This gorgeous gift was given to me by my dear friend Page, who has an absolutely splendid sensitivity to proportion—what I call design. The great thing about piling lots and lots of odds and ends is that if one part of the design is out of balance it's easy enough to keep adding another bow there or a ribbon here until the thing more or less looks cohesive and balanced—at least, until one runs out of package top on which to stick stuff, which I admit to doing a time or two!
But to ensure that a mere three or four elements co-ordinate perfectly with each other requires a good deal more careful planning. Let be also said that Page doesn't really care to fill her basement with squashed bows and bright orange ribbons that match nothing else; instead, she actually (gasp) goes out purchases ribbons and bows, in the quantity she needs, and that match the paper.

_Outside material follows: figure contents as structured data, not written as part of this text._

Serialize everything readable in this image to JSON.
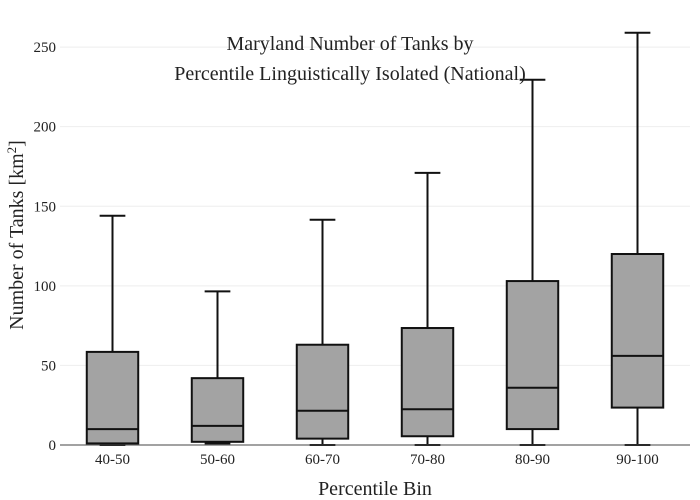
{
  "chart_data": {
    "type": "box",
    "title_lines": [
      "Maryland Number of Tanks by",
      "Percentile Linguistically Isolated (National)"
    ],
    "xlabel": "Percentile Bin",
    "ylabel_main": "Number of Tanks  [km",
    "ylabel_sup": "2",
    "ylabel_end": "]",
    "categories": [
      "40-50",
      "50-60",
      "60-70",
      "70-80",
      "80-90",
      "90-100"
    ],
    "boxes": [
      {
        "category": "40-50",
        "min": 0,
        "q1": 1,
        "median": 10,
        "q3": 58.5,
        "max": 144
      },
      {
        "category": "50-60",
        "min": 1,
        "q1": 2,
        "median": 12,
        "q3": 42,
        "max": 96.5
      },
      {
        "category": "60-70",
        "min": 0,
        "q1": 4,
        "median": 21.5,
        "q3": 63,
        "max": 141.5
      },
      {
        "category": "70-80",
        "min": 0,
        "q1": 5.5,
        "median": 22.5,
        "q3": 73.5,
        "max": 171
      },
      {
        "category": "80-90",
        "min": 0,
        "q1": 10,
        "median": 36,
        "q3": 103,
        "max": 229.5
      },
      {
        "category": "90-100",
        "min": 0,
        "q1": 23.5,
        "median": 56,
        "q3": 120,
        "max": 259
      }
    ],
    "y_ticks": [
      0,
      50,
      100,
      150,
      200,
      250
    ],
    "ylim": [
      0,
      262
    ],
    "grid": true,
    "box_fill": "#a3a3a3",
    "box_stroke": "#111111"
  }
}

But the results, as you see, are spectacular.
Pleated & metallic ribbon, metallic paper, matching bows. For wrapping Page did in 2001, see below: click on the images for a 500 pixel wide version.

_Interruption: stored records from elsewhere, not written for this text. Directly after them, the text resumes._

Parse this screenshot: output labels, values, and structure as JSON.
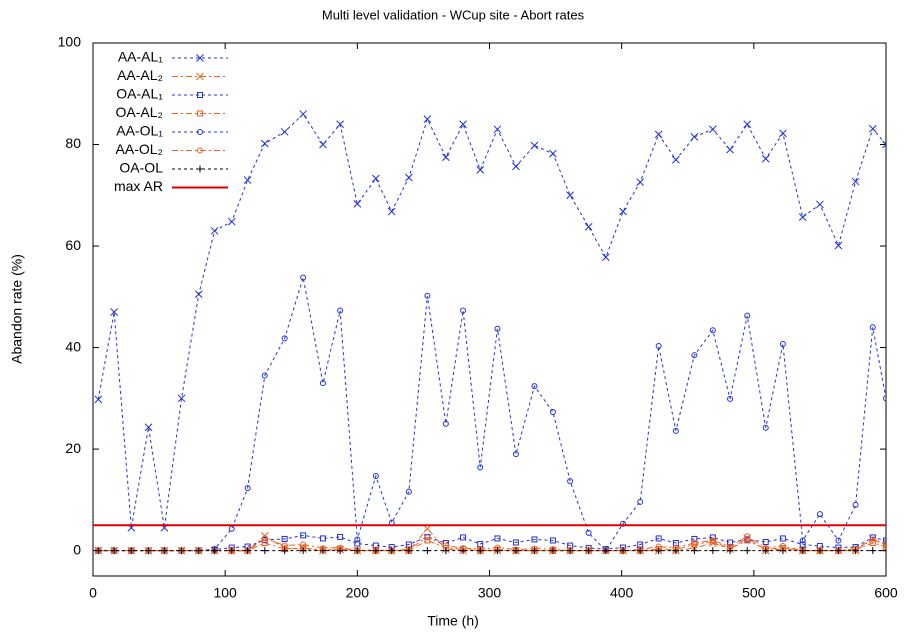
{
  "chart_data": {
    "type": "line",
    "title": "Multi level validation - WCup site - Abort rates",
    "x_label": "Time (h)",
    "y_label": "Abandon rate (%)",
    "xlim": [
      0,
      600
    ],
    "xticks": [
      0,
      100,
      200,
      300,
      400,
      500,
      600
    ],
    "ylim": [
      -5,
      100
    ],
    "yticks": [
      0,
      20,
      40,
      60,
      80,
      100
    ],
    "grid": false,
    "legend": "top-left",
    "x": [
      4,
      16,
      29,
      42,
      54,
      67,
      80,
      92,
      105,
      117,
      130,
      145,
      159,
      174,
      187,
      200,
      214,
      226,
      239,
      253,
      267,
      280,
      293,
      306,
      320,
      334,
      348,
      361,
      375,
      388,
      401,
      414,
      428,
      441,
      455,
      469,
      482,
      495,
      509,
      522,
      537,
      550,
      564,
      577,
      590,
      600
    ],
    "series": [
      {
        "name": "AA-AL₁",
        "color": "#2030e0",
        "marker": "x",
        "dash": "3,3",
        "values": [
          29.8,
          47,
          4.5,
          24.3,
          4.5,
          30,
          50.5,
          63,
          64.8,
          73,
          80.2,
          82.5,
          86,
          80,
          84,
          68.3,
          73.3,
          66.8,
          73.5,
          85,
          77.5,
          84,
          75,
          83,
          75.7,
          79.8,
          78.2,
          70,
          63.8,
          57.8,
          66.8,
          72.6,
          82,
          77,
          81.5,
          83,
          79,
          84,
          77.2,
          82.2,
          65.7,
          68.2,
          60.1,
          72.7,
          83.1,
          80
        ]
      },
      {
        "name": "AA-AL₂",
        "color": "#f06020",
        "marker": "x",
        "dash": "6,3,2,3",
        "values": [
          0,
          0,
          0,
          0,
          0,
          0,
          0,
          0,
          0,
          0,
          2.9,
          0.5,
          0.3,
          0,
          0.2,
          0,
          0,
          0,
          0,
          4.3,
          0.3,
          0,
          0,
          0,
          0,
          0,
          0,
          0,
          0,
          0,
          0,
          0,
          0,
          0,
          0.5,
          1.5,
          0.3,
          2.5,
          0,
          0.3,
          0,
          0,
          0,
          0,
          2.3,
          1
        ]
      },
      {
        "name": "OA-AL₁",
        "color": "#2030e0",
        "marker": "square",
        "dash": "3,3",
        "values": [
          0,
          0,
          0,
          0,
          0,
          0,
          0,
          0.2,
          0.6,
          0.8,
          2.1,
          2.3,
          3,
          2.4,
          2.7,
          1.4,
          1,
          0.7,
          1.2,
          2.7,
          1.5,
          2.6,
          1.3,
          2.4,
          1.6,
          2.2,
          2,
          1,
          0.5,
          0.3,
          0.6,
          1.2,
          2.4,
          1.5,
          2.3,
          2.6,
          1.6,
          2.2,
          1.7,
          2.4,
          1.2,
          0.9,
          0.6,
          0.7,
          2.6,
          2
        ]
      },
      {
        "name": "OA-AL₂",
        "color": "#f06020",
        "marker": "square",
        "dash": "6,3,2,3",
        "values": [
          0,
          0,
          0,
          0,
          0,
          0,
          0,
          0,
          0,
          0,
          1.5,
          0.3,
          0.5,
          0.2,
          0.3,
          0,
          0,
          0,
          0,
          2,
          0.5,
          0.3,
          0,
          0.2,
          0,
          0,
          0,
          0,
          0,
          0,
          0,
          0,
          0.3,
          0.2,
          1.2,
          1.8,
          0.4,
          2,
          0.3,
          0.5,
          0,
          0,
          0,
          0.2,
          1.5,
          0.8
        ]
      },
      {
        "name": "AA-OL₁",
        "color": "#2030e0",
        "marker": "circle",
        "dash": "3,3",
        "values": [
          0,
          0,
          0,
          0,
          0,
          0,
          0,
          0.3,
          4.3,
          12.3,
          34.5,
          41.8,
          53.8,
          33,
          47.3,
          2.2,
          14.7,
          5.5,
          11.6,
          50.2,
          25,
          47.3,
          16.4,
          43.7,
          19,
          32.4,
          27.3,
          13.7,
          3.5,
          0,
          5.3,
          9.6,
          40.3,
          23.6,
          38.5,
          43.4,
          29.9,
          46.3,
          24.2,
          40.7,
          2,
          7.2,
          2,
          9,
          44,
          30
        ]
      },
      {
        "name": "AA-OL₂",
        "color": "#f06020",
        "marker": "circle",
        "dash": "6,3,2,3",
        "values": [
          0,
          0,
          0,
          0,
          0,
          0,
          0,
          0,
          0,
          0,
          2.4,
          1,
          1.2,
          0.5,
          0.6,
          0,
          0.2,
          0,
          0.3,
          2.6,
          1,
          0.5,
          0.3,
          0.6,
          0.2,
          0.4,
          0.3,
          0,
          0,
          0,
          0,
          0.2,
          0.8,
          0.6,
          1.5,
          2,
          0.8,
          2.8,
          0.5,
          0.9,
          0,
          0,
          0,
          0.4,
          2.2,
          1.4
        ]
      },
      {
        "name": "OA-OL",
        "color": "#000000",
        "marker": "plus",
        "dash": "3,3",
        "values": [
          0,
          0,
          0,
          0,
          0,
          0,
          0,
          0,
          0,
          0,
          0,
          0,
          0,
          0,
          0,
          0,
          0,
          0,
          0,
          0,
          0,
          0,
          0,
          0,
          0,
          0,
          0,
          0,
          0,
          0,
          0,
          0,
          0,
          0,
          0,
          0,
          0,
          0,
          0,
          0,
          0,
          0,
          0,
          0,
          0,
          0
        ]
      },
      {
        "name": "max AR",
        "color": "#e00000",
        "marker": "none",
        "dash": "none",
        "width": 2,
        "x": [
          0,
          600
        ],
        "values": [
          5,
          5
        ]
      }
    ]
  }
}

Page definitely belongs to the school that believes all that glitters is golden...I just love the many variations—matte, shiny, smooth, crinkled.
These samples were photographed long after the gift was unwrapped—so the less than crisp corners are a fault of a photographer too lazy to insert suitable supports. Again, Page explores what I think of the perfect rich, traditional Christmas decorating schemes—the ones that make you think of wonderful feasts in Victorian England: burgundy velvet, gold, pine cones from a yule log.
If the example above screams ‘Country Manor’, then this one has all the sensibilities of the art deco 20s, with a bit of entirely appropriate modernity thrown in: the holographic dots (again, my camera doesn't do justice.) It should be obvious by now that my friend really plans her wrapping projects, rather than just rootling around a bunch of stuff and hoping it will all gel. I mean look at how perfectly that bow matches the tulle.